In poco tempo, l’economia mondiale è passata dall’ “allineamento dei pianeti” che avrebbe dovuto favorire la ripresa in Europa (tassi di interesse bassi, prezzo ragionevole del petrolio, euro in calo sul dollaro) a un cocktail esplosivo: inquietudini sull’economia statunitense e incertezze sul rialzo dei tassi da parte della Fed, ma soprattutto dubbi crescenti sulla Cina, scivolone continuo dei prezzi del petrolio, emergenti già in recessione (Brasile, Russia) o sull’orlo. La Banca Mondiale e l’Fmi hanno abbassato le prospettive di crescita mondiale, a +3,4% quest’anno e +3,6% nel 2017. La crisi politica che sta attraversando l’Unione europea, tra chiusure progressive delle frontiere e crescita delle reazioni nazionaliste come sola risposta al dramma dei rifugiati, il sud che si allontana dal nord e l’est dall’ovest, mentre si avvicina la minaccia di un Brexit, costituiscono una tela di fondo che aggiunge incertezza a un quadro economico mondiale sempre più inquietante.

Draghi ha cercato di rassicurare sulla Cina, parlando di “decelerazione progressiva conforme alle anticipazioni della Bce”. Ma la Cina, con una crescita al di sotto del 7% per la prima volta negli ultimi 25 anni, sembra non avere la capacità di stimolare la domanda attraverso il credito, che si restringe.

Dietro queste cifre, ci sono milioni di vite umane sconquassate dalla crisi economica. La debolezza delle prospettiva di crescita si tradurrà in un aumento generalizzato della disoccupazione. L’ultimo Rapporto dell’Oit è allarmante: quest’anno, ci saranno più di 200 milioni di disoccupati negli 186 paesi membri dell’Organizzazione internazionale del lavoro, 30 milioni in più di prima della crisi del 2007. Inoltre, il contesto di crisi favorisce l’esplosione del precariato nel mondo: secondo l’Oit, riguarda oggi 1,5 miliardi di lavoratori, cioè più del 46% degli attivi. Tassi del 70% in Africa o nell’Asia del sud e percentuali elevate anche nei paesi avanzati, con i tagli nei bilancio, che dopo il Nord stanno ora colpendo anche il Sud del mondo, che non faranno che aggravare le condizioni del lavoro. Di fronte a questa situazione, non ci sono risposte. La Ue non reagisce e persino il modestissimo “piano Juncker” di 315 miliardi arranca.
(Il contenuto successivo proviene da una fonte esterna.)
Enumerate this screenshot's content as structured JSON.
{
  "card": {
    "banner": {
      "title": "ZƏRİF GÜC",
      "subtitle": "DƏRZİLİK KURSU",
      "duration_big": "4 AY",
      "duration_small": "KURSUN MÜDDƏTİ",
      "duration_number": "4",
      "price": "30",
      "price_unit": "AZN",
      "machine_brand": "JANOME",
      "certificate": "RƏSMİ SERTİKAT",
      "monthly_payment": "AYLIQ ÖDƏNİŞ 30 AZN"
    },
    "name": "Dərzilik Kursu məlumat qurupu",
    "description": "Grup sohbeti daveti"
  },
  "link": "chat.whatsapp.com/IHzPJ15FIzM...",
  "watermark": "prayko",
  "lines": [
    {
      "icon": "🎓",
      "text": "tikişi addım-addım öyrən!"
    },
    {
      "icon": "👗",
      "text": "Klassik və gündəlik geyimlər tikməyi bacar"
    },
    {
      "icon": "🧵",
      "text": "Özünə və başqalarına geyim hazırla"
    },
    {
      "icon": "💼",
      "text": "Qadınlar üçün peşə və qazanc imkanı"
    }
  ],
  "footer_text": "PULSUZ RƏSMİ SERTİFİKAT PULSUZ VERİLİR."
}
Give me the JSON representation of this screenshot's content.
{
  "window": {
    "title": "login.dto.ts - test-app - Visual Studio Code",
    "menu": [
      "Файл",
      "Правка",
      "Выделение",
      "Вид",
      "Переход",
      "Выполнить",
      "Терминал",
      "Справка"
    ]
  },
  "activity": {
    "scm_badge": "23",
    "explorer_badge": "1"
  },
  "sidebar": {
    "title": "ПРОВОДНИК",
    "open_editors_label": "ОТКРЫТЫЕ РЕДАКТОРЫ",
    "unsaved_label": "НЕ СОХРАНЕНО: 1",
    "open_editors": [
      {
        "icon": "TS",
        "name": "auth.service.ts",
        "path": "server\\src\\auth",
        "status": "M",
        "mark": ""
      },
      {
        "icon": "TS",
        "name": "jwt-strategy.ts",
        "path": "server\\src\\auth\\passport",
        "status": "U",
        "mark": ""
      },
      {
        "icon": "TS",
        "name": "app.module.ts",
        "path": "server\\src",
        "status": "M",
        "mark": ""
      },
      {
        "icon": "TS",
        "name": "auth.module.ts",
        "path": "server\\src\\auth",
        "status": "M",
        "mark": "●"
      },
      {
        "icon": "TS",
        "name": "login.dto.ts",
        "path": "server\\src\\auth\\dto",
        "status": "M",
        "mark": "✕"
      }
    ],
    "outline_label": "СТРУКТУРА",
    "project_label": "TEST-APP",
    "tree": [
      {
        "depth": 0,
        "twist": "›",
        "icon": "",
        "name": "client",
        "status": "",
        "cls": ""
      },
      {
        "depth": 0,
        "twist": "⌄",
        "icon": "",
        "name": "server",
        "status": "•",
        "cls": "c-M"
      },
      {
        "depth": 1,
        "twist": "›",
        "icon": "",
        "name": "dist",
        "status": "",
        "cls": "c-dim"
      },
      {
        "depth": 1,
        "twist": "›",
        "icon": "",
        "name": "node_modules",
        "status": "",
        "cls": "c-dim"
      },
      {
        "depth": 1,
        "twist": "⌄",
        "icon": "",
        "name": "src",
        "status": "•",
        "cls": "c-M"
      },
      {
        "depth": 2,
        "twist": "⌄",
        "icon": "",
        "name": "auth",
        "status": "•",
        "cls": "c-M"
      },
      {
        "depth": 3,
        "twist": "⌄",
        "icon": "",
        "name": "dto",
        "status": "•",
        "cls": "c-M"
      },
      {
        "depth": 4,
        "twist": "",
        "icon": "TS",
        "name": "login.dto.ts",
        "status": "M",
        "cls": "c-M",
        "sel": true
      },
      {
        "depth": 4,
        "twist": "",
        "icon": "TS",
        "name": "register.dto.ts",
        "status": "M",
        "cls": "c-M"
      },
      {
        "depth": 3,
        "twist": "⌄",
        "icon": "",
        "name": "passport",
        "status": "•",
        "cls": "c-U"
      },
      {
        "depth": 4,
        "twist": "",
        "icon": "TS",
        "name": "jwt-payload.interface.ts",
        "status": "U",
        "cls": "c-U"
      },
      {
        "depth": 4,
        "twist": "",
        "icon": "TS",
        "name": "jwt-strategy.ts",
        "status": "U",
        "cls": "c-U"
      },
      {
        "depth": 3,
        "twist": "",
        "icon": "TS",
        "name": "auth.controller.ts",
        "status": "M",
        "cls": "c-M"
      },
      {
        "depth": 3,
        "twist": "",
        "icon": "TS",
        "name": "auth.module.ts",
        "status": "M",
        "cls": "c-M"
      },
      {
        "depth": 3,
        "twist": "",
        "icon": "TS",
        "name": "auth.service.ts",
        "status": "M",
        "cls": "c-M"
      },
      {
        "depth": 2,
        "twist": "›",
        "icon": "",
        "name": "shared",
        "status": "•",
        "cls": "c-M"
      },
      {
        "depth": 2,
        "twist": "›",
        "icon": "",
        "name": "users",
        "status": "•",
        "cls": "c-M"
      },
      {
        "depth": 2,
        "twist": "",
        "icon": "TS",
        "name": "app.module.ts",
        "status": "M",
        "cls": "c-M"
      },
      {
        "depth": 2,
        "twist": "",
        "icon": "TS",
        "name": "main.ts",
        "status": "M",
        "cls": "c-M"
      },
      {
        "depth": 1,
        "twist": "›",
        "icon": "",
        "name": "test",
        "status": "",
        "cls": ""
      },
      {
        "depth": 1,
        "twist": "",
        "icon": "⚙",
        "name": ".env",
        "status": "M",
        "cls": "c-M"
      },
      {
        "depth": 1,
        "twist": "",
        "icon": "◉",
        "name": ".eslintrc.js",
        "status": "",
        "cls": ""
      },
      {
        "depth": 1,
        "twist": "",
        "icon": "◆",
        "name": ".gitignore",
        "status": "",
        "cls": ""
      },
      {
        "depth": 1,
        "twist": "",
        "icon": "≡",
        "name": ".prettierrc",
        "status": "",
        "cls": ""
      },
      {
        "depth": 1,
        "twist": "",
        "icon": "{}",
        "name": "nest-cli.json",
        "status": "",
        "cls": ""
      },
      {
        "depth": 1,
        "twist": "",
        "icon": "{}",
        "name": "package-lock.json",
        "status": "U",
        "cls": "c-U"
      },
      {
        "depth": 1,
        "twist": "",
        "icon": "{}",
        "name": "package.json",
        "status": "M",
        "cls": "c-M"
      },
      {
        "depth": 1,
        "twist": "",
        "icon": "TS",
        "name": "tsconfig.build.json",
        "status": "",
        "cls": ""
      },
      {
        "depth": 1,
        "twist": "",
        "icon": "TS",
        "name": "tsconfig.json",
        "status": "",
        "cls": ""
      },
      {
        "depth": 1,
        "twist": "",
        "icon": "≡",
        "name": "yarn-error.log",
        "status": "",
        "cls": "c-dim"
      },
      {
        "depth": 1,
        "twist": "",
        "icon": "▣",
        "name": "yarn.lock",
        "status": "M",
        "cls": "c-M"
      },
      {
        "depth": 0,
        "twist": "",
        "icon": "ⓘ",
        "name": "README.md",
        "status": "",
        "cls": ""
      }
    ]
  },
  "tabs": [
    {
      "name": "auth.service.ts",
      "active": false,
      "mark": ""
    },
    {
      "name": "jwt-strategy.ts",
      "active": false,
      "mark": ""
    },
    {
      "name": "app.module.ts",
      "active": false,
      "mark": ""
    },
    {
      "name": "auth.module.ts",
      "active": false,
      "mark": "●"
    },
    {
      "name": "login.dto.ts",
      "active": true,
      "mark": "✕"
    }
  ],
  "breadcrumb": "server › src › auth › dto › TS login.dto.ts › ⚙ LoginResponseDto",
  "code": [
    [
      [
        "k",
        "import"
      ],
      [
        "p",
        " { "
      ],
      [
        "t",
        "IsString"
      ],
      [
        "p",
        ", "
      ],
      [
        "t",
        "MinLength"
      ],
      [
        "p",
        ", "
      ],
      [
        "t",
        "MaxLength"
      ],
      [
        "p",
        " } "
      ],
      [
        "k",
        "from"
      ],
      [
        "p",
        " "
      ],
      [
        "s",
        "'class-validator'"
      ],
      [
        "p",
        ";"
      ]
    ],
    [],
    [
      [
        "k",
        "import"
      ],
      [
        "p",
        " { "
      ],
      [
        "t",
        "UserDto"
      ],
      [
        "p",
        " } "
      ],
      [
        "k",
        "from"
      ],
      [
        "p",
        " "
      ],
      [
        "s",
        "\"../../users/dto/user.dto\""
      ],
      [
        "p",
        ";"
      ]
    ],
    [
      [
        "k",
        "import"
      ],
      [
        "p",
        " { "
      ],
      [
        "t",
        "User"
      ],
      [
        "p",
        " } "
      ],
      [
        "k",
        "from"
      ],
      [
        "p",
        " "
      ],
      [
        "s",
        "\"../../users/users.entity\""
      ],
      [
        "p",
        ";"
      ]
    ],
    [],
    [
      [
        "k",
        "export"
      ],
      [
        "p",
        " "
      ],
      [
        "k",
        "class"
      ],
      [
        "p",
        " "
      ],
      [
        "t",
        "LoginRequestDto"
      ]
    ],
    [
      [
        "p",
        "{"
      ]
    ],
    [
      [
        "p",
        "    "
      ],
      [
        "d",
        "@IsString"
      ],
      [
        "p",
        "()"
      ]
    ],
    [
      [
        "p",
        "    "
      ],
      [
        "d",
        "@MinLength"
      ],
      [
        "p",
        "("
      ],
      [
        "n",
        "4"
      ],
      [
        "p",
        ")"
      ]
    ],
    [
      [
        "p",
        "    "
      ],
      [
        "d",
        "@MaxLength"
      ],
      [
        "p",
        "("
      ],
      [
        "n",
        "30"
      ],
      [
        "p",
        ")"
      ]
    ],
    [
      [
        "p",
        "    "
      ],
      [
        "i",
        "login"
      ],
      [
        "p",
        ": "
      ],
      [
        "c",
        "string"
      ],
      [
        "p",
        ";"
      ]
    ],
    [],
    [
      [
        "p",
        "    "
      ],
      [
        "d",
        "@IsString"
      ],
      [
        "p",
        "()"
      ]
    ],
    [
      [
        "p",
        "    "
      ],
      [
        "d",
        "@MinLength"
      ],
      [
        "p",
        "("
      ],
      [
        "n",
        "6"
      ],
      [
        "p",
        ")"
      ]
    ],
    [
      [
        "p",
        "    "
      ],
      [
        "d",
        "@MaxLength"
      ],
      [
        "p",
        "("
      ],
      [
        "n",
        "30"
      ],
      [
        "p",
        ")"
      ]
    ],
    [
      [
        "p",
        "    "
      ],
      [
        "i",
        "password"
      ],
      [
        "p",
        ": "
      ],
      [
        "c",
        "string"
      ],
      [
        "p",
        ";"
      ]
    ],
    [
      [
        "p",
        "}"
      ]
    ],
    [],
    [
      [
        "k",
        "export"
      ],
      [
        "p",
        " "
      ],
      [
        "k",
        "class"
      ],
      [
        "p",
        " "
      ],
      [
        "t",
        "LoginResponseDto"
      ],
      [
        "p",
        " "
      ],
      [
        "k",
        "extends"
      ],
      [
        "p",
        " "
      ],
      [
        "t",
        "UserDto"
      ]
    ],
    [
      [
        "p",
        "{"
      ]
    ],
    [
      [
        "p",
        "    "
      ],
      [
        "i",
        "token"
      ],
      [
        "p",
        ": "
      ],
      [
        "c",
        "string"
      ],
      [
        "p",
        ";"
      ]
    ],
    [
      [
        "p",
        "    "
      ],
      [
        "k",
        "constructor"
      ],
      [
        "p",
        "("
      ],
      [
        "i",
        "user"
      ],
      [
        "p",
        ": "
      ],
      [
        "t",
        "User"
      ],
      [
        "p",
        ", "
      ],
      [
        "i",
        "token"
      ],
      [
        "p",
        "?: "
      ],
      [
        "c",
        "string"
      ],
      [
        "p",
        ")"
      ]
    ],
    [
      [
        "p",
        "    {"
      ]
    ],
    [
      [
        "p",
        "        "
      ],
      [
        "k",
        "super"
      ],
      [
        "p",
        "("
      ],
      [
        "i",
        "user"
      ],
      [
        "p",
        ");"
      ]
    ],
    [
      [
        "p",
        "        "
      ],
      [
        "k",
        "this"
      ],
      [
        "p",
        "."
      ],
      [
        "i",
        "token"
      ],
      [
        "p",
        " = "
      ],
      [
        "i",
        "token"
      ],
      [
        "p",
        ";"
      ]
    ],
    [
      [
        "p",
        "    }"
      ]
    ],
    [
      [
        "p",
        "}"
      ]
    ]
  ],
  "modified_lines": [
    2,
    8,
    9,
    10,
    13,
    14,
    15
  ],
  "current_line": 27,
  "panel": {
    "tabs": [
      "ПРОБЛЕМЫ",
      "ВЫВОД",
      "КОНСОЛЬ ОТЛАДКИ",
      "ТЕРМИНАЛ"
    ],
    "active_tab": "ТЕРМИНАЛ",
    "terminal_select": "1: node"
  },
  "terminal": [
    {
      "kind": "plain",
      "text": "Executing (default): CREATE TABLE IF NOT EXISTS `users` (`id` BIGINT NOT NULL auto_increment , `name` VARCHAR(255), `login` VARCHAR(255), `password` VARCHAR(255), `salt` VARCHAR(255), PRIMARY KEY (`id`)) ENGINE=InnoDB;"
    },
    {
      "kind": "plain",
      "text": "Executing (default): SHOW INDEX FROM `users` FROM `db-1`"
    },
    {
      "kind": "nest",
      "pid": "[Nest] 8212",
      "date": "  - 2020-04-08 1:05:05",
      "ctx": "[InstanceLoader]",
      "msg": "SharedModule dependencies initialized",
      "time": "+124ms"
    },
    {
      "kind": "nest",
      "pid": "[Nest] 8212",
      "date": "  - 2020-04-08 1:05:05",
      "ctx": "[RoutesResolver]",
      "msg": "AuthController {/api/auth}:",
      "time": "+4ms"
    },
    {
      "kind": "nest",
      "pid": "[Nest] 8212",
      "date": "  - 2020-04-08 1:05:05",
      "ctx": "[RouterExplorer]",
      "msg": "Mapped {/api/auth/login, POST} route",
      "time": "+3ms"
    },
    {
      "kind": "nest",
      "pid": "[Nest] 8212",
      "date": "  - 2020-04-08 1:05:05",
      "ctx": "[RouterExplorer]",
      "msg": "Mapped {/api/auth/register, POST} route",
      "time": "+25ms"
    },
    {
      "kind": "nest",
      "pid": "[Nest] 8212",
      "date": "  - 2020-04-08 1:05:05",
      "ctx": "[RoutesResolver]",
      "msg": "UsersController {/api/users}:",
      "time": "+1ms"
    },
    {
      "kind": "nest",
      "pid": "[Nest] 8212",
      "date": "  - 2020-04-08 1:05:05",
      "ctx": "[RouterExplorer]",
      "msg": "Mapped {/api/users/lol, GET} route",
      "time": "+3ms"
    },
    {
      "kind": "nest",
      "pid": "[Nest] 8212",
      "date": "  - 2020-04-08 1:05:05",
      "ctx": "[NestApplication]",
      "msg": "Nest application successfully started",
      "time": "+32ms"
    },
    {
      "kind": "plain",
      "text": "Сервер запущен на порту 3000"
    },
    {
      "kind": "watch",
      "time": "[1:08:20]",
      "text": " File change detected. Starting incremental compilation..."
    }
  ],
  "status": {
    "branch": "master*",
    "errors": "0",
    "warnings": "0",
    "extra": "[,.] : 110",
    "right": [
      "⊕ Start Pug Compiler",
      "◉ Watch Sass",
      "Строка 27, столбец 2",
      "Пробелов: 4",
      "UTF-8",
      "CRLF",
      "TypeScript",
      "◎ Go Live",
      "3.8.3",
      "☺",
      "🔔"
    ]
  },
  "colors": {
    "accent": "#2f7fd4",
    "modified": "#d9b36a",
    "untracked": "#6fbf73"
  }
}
Ai margini dell’intervento di Draghi, c’è stato anche un riferimento alla crisi bancaria italiana. Draghi si vuole rassicurante: “non c’è niente di nuovo – ha detto – è stato inoltrato un questionario a diverse banche europee per capire come gestiscono i crediti e le sofferenze, ma non ci sono richieste di maggiori accantonamenti o capitali” (l’Italia è “in linea” con i livelli europei). Per le “sofferenze” delle banche italiane, superiori ai 200 miliardi, ci vorrà comunque “molto tempo” per risolvere il problema dei crediti.